Publié le 04/07/2026
Le 25 juin 2026, la loi anti-fraudes a profondément remanié l'article L4141-5 du Code du travail relatif au passeport de prévention. Pour les professionnels RH et les responsables de formation, cette réforme change concrètement les règles du jeu : nouveaux bénéficiaires, obligations élargies, accès employeur facilité et sanctions renforcées. Voici ce qu'il faut savoir pour adapter vos pratiques sans délai.
Jusqu'à présent, le passeport de prévention concernait essentiellement les salariés et les demandeurs d'emploi. La loi n° 2026-534 du 25 juin 2026 relative à la lutte contre les fraudes sociales et fiscales change radicalement cette logique : désormais, tout titulaire d'un Compte Personnel de Formation (CPF) peut bénéficier d'un passeport prévention, quelle que soit sa situation professionnelle.
Ce glissement est loin d'être anecdotique. Sont désormais inclus dans le champ d'application les membres des professions libérales, les travailleurs indépendants et les artistes-auteurs. Un graphiste freelance qui suit une formation aux risques chimiques dans son atelier, ou un infirmier libéral qui valide une habilitation électrique : ces profils, jusqu'ici exclus du dispositif, pourront désormais tracer leur parcours de prévention dans ce document officiel.
Pour les gestionnaires de formation, cette extension pose une question pratique immédiate : comment s'assurer que le passeport est correctement renseigné pour des publics aussi diversifiés ? La réponse passe en grande partie par la clarification des obligations d'alimentation du document, point central de la réforme.

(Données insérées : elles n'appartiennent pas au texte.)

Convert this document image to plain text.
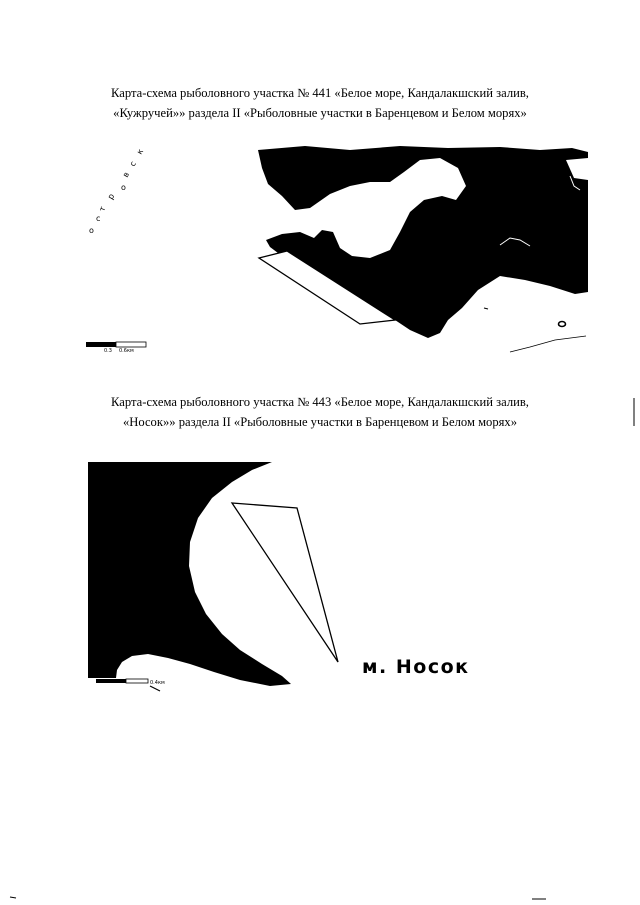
Карта-схема рыболовного участка № 441 «Белое море, Кандалакшский залив,
«Кужручей»» раздела II «Рыболовные участки в Баренцевом и Белом морях»
Карта-схема рыболовного участка № 443 «Белое море, Кандалакшский залив,
«Носок»» раздела II «Рыболовные участки в Баренцевом и Белом морях»
о
с
т
р
о
в
с
к
0.3 0.6км
0.4км
м. Носок
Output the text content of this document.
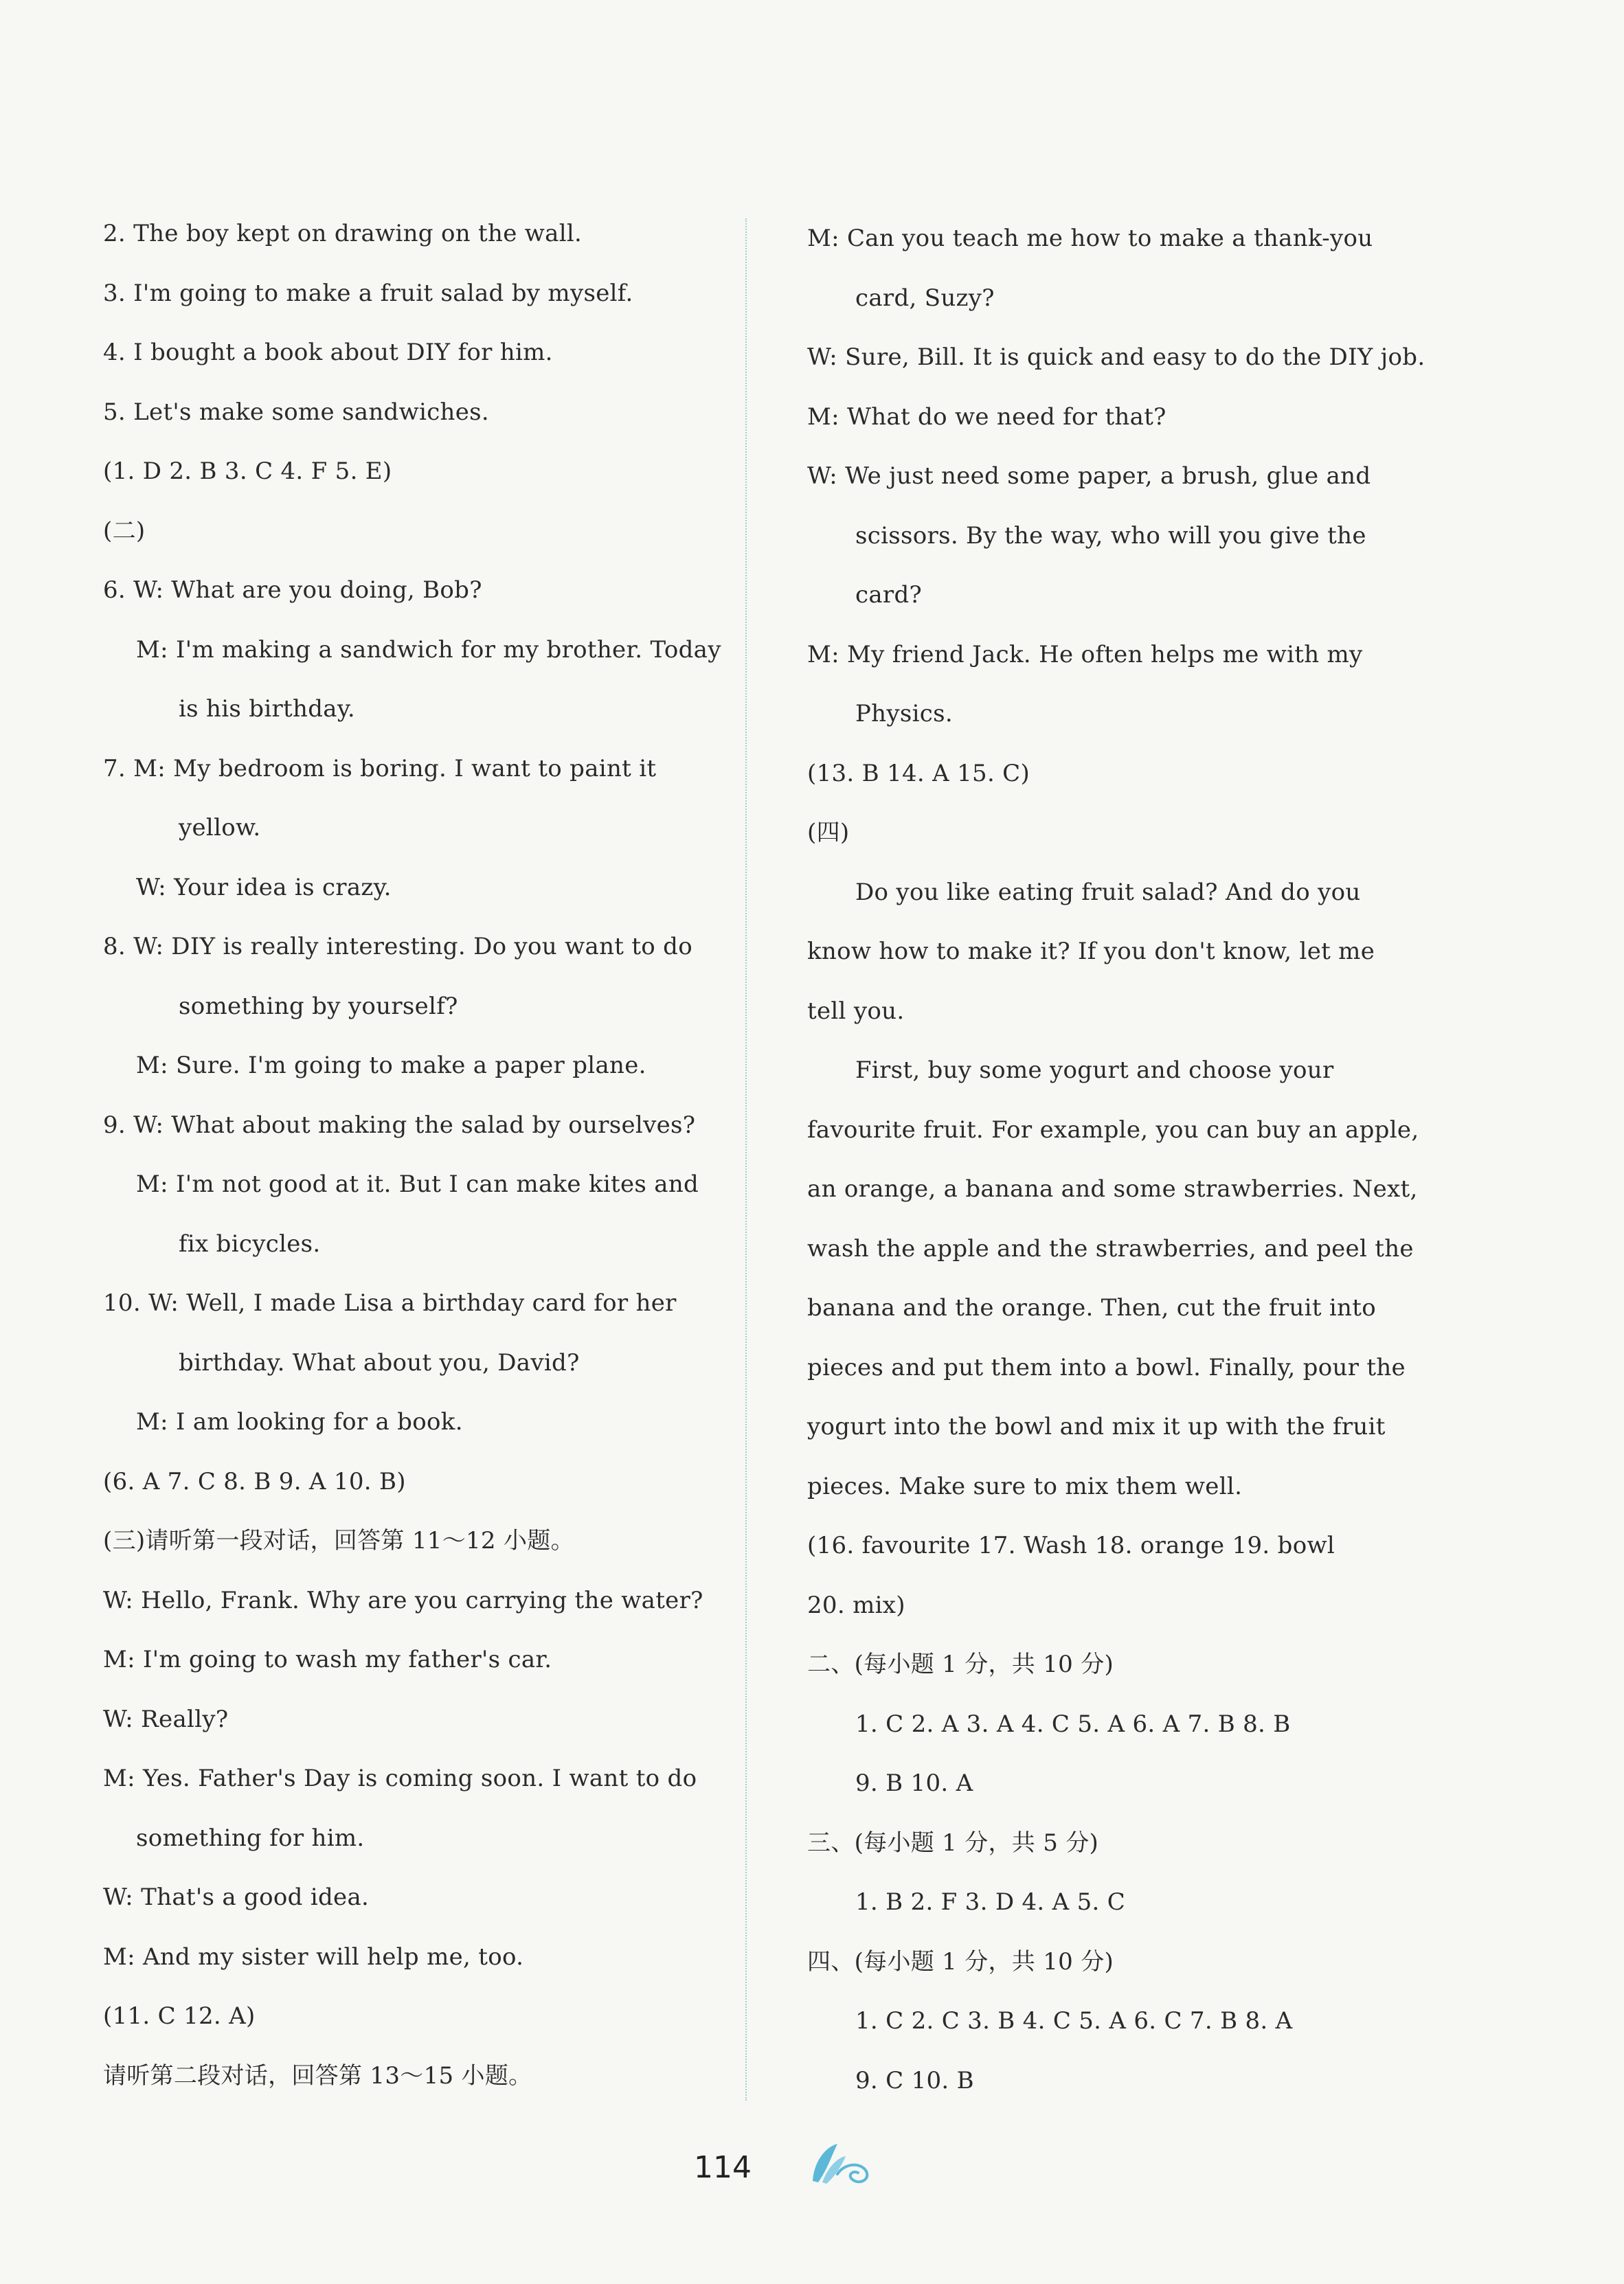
2. The boy kept on drawing on the wall.
3. I'm going to make a fruit salad by myself.
4. I bought a book about DIY for him.
5. Let's make some sandwiches.
(1. D 2. B 3. C 4. F 5. E)
(二)
6. W: What are you doing, Bob?
M: I'm making a sandwich for my brother. Today
is his birthday.
7. M: My bedroom is boring. I want to paint it
yellow.
W: Your idea is crazy.
8. W: DIY is really interesting. Do you want to do
something by yourself?
M: Sure. I'm going to make a paper plane.
9. W: What about making the salad by ourselves?
M: I'm not good at it. But I can make kites and
fix bicycles.
10. W: Well, I made Lisa a birthday card for her
birthday. What about you, David?
M: I am looking for a book.
(6. A 7. C 8. B 9. A 10. B)
(三)请听第一段对话，回答第 11～12 小题。
W: Hello, Frank. Why are you carrying the water?
M: I'm going to wash my father's car.
W: Really?
M: Yes. Father's Day is coming soon. I want to do
something for him.
W: That's a good idea.
M: And my sister will help me, too.
(11. C 12. A)
请听第二段对话，回答第 13～15 小题。
M: Can you teach me how to make a thank-you
card, Suzy?
W: Sure, Bill. It is quick and easy to do the DIY job.
M: What do we need for that?
W: We just need some paper, a brush, glue and
scissors. By the way, who will you give the
card?
M: My friend Jack. He often helps me with my
Physics.
(13. B 14. A 15. C)
(四)
Do you like eating fruit salad? And do you
know how to make it? If you don't know, let me
tell you.
First, buy some yogurt and choose your
favourite fruit. For example, you can buy an apple,
an orange, a banana and some strawberries. Next,
wash the apple and the strawberries, and peel the
banana and the orange. Then, cut the fruit into
pieces and put them into a bowl. Finally, pour the
yogurt into the bowl and mix it up with the fruit
pieces. Make sure to mix them well.
(16. favourite 17. Wash 18. orange 19. bowl
20. mix)
二、(每小题 1 分，共 10 分)
1. C 2. A 3. A 4. C 5. A 6. A 7. B 8. B
9. B 10. A
三、(每小题 1 分，共 5 分)
1. B 2. F 3. D 4. A 5. C
四、(每小题 1 分，共 10 分)
1. C 2. C 3. B 4. C 5. A 6. C 7. B 8. A
9. C 10. B
114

Il faut aussi noter que cette ouverture s'inscrit dans une mode de fond : le législateur cherche à couvrir l'ensemble des actifs exposés à des risques professionnels, indépendamment de leur statut. La Caisse des dépôts, gestionnaire du CPF, se retrouve ainsi au coeur d'un réseau d'acteurs bien plus large qu'auparavant.
L'article 70 de la loi anti-fraudes redistribue les responsabilités d'alimentation du passeport. Le cercle des personnes tenues de le compléter s'élargit considérablement, et chaque acteur se voit attribuer un périmètre précis selon la nature et l'origine de la formation.
Voici les obligations telles que la loi les définit désormais :
Cette répartition évite les zones grises qui existaient avant la réforme. Un responsable RH d'une entreprise de BTP, par exemple, sait maintenant qu'il doit renseigner le passeport pour toute formation sécurité organisée en interne, mais que cette obligation bascule sur l'organisme de formation dès lors qu'il externalise la prestation. C'est une logique de responsabilité partagée et clairement délimitée.
C'est probablement le point le plus structurant de la modification du cadre légal du passeport de prévention. Avant la loi du 25 juin 2026, l'employeur devait obtenir l'autorisation explicite du travailleur pour consulter les données contenues dans son passeport. La logique est désormais inversée : l'accès est le principe, et seule une opposition du titulaire peut y faire obstacle.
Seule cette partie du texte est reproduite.